Thanks for the linkage dude! []


----------



## Flaschenjager (Jun 18, 2007)

Hi *Towhead* - 

 Neat site...Is it yours? Just wondering. I didn't look at every one. I'm not sure that I agree about the fleabite one. Looks more like a chip to me. JMO


----------



## bottlenutboy (Jun 18, 2007)

roger or one of the moderators should pin this to the top for the new arrivals! great site!

 i agree about the flea bite it looks more like a small chip


----------



## epgorge (Jun 18, 2007)

Also the bitters definition states "100 proof or better of alcohol".

  I have seen bitter's with a lower percentage of alcohol.

 Ep


----------



## bottlenutboy (Jun 18, 2007)

i thought that bitters just had to say something about bitters on them.... does that mean that 180 golden grain is a bitters and not liquor???[]

 what about 101 proof wild turkey?[]


----------



## cowseatmaize (Jun 18, 2007)

> That *&#% would blind a little man like


 
 edit


----------



## bearswede (Jun 18, 2007)

> edit


 
 How did he sneak it by the censor...?


----------



## GuntherHess (Jun 18, 2007)

> Also the bitters definition states "100 proof or better of alcohol".
> 
> I have seen bitter's with a lower percentage of alcohol.


 
 Ya there were at least a few bitters with less than 50% alcohol.
 Some had very little like Walkers Vinegar Bitters. 

 Its fair to say most bitters had a significant amount of alcohol.
 I look for them to either be embossed with 'bitters', had a known paper label stating bitters, or were advertised as a bitters to qualify.


----------



## bottlenutboy (Jun 18, 2007)

> That shit would blind a little man like you Spence. In fact someone your size and weight would lose their friggin mind with just one sniff. Further more a single drop on your skin and you'd erupt into flames and run screaming into the woods. Later to be found smoking, stripped naked on a local bus humming the Battle Hyme of the Republic.

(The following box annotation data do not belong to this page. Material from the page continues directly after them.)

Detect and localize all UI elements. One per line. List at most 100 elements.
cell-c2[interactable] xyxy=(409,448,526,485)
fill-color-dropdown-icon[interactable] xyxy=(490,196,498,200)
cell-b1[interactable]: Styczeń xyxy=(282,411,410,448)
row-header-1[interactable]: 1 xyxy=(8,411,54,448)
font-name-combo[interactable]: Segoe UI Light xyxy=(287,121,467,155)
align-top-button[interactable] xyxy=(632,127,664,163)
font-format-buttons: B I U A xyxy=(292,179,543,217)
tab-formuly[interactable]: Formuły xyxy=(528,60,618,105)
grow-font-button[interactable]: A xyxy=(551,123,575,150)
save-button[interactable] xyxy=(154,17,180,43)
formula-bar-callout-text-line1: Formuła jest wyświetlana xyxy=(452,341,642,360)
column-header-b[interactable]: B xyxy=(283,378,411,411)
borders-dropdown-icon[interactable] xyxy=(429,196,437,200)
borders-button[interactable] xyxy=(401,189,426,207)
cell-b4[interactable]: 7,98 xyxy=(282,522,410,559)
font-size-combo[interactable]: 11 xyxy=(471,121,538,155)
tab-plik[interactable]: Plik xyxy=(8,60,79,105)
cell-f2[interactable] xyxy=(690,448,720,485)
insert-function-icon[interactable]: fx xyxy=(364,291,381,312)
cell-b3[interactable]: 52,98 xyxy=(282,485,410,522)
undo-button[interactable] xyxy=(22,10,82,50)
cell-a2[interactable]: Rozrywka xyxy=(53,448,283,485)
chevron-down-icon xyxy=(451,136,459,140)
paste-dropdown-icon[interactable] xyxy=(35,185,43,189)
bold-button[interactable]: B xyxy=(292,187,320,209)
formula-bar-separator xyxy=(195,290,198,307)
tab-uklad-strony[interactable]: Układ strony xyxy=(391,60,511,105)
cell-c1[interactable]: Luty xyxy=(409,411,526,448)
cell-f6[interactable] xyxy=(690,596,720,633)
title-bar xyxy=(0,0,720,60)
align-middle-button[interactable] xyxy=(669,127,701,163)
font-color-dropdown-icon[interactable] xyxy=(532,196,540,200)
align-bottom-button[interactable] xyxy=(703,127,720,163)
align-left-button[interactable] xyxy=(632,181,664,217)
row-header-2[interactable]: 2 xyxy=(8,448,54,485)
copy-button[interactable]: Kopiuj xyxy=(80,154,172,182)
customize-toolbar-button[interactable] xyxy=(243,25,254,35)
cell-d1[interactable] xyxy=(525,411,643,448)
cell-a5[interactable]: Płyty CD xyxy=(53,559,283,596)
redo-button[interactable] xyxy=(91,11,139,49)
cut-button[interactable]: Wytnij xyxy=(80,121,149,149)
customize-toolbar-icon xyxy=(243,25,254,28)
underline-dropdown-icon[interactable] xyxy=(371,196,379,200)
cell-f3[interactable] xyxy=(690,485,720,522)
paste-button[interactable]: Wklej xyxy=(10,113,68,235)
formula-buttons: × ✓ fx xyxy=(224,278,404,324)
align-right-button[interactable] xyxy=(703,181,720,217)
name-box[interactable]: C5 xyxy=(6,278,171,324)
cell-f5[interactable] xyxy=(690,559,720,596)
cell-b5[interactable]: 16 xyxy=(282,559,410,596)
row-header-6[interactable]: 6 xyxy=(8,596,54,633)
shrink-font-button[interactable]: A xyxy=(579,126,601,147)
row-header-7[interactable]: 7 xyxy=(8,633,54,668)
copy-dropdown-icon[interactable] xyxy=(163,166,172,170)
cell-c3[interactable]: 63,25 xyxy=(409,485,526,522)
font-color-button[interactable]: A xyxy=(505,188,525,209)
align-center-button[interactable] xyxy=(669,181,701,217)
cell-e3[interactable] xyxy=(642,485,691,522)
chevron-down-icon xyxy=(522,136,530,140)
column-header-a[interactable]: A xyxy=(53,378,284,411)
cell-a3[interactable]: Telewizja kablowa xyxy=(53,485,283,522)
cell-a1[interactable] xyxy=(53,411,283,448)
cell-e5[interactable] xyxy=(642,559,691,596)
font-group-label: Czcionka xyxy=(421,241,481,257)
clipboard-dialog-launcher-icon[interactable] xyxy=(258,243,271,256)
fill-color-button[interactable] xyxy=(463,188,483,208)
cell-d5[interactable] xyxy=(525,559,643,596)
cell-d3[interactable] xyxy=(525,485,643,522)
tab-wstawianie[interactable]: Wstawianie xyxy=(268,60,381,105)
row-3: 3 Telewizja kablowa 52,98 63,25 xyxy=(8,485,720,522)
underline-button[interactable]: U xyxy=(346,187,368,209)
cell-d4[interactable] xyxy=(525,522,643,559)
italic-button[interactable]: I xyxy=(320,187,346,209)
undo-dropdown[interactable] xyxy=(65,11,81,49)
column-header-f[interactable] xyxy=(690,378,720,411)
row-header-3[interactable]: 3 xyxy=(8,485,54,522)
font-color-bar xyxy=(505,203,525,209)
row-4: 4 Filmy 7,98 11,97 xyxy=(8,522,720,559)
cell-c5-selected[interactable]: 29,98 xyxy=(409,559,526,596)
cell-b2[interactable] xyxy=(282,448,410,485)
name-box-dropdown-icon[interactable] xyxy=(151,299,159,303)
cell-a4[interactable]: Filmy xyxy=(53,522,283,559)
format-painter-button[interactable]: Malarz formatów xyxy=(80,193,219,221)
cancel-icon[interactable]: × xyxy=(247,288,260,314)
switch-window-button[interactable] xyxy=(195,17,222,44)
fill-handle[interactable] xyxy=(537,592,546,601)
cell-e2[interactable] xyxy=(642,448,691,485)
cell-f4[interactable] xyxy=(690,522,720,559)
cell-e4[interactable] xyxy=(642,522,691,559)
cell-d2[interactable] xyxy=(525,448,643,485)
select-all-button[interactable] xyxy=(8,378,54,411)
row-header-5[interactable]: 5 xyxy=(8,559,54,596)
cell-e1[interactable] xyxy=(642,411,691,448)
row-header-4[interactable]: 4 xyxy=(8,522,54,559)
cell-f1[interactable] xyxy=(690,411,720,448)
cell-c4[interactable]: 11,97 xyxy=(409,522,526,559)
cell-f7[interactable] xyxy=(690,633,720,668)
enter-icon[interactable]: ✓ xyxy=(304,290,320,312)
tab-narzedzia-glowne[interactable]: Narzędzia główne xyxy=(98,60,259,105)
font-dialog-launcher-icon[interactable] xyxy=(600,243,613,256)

Please use caution.


 
 im not drinkin that stuff![:'(] thats sickening![:'(] i dont drink liquor! i like corona extra with a twist of  lime!


----------



## epgorge (Jun 18, 2007)

> Thanks for the linkage dude


 
 I believe that would be Dudette!
 Ep


----------



## cobaltbot (Jun 18, 2007)

The guy that wrote this link, Scott Colf is a member of our forum with only a couple posts but believe me he is a master at digging privies and had one of the earliest web sites on the subject that is a great site and inspired many, many privy diggers.  Unfortunately it's not still active but is loaded with great stories that you can see here:
http://www.privymaster.org/


----------



## bottlenutboy (Jun 19, 2007)

> I've snapped the f & s keys off this thing to prevent further mishaps.


 
 then how did you type Further and miShaps?[]


----------



## towhead (Jun 19, 2007)

Meech:  No, it's not my sight.....and yeah, the fleabite does look like a chip....

 EP:  Yup, it would be dudette.... []

 -Julie


----------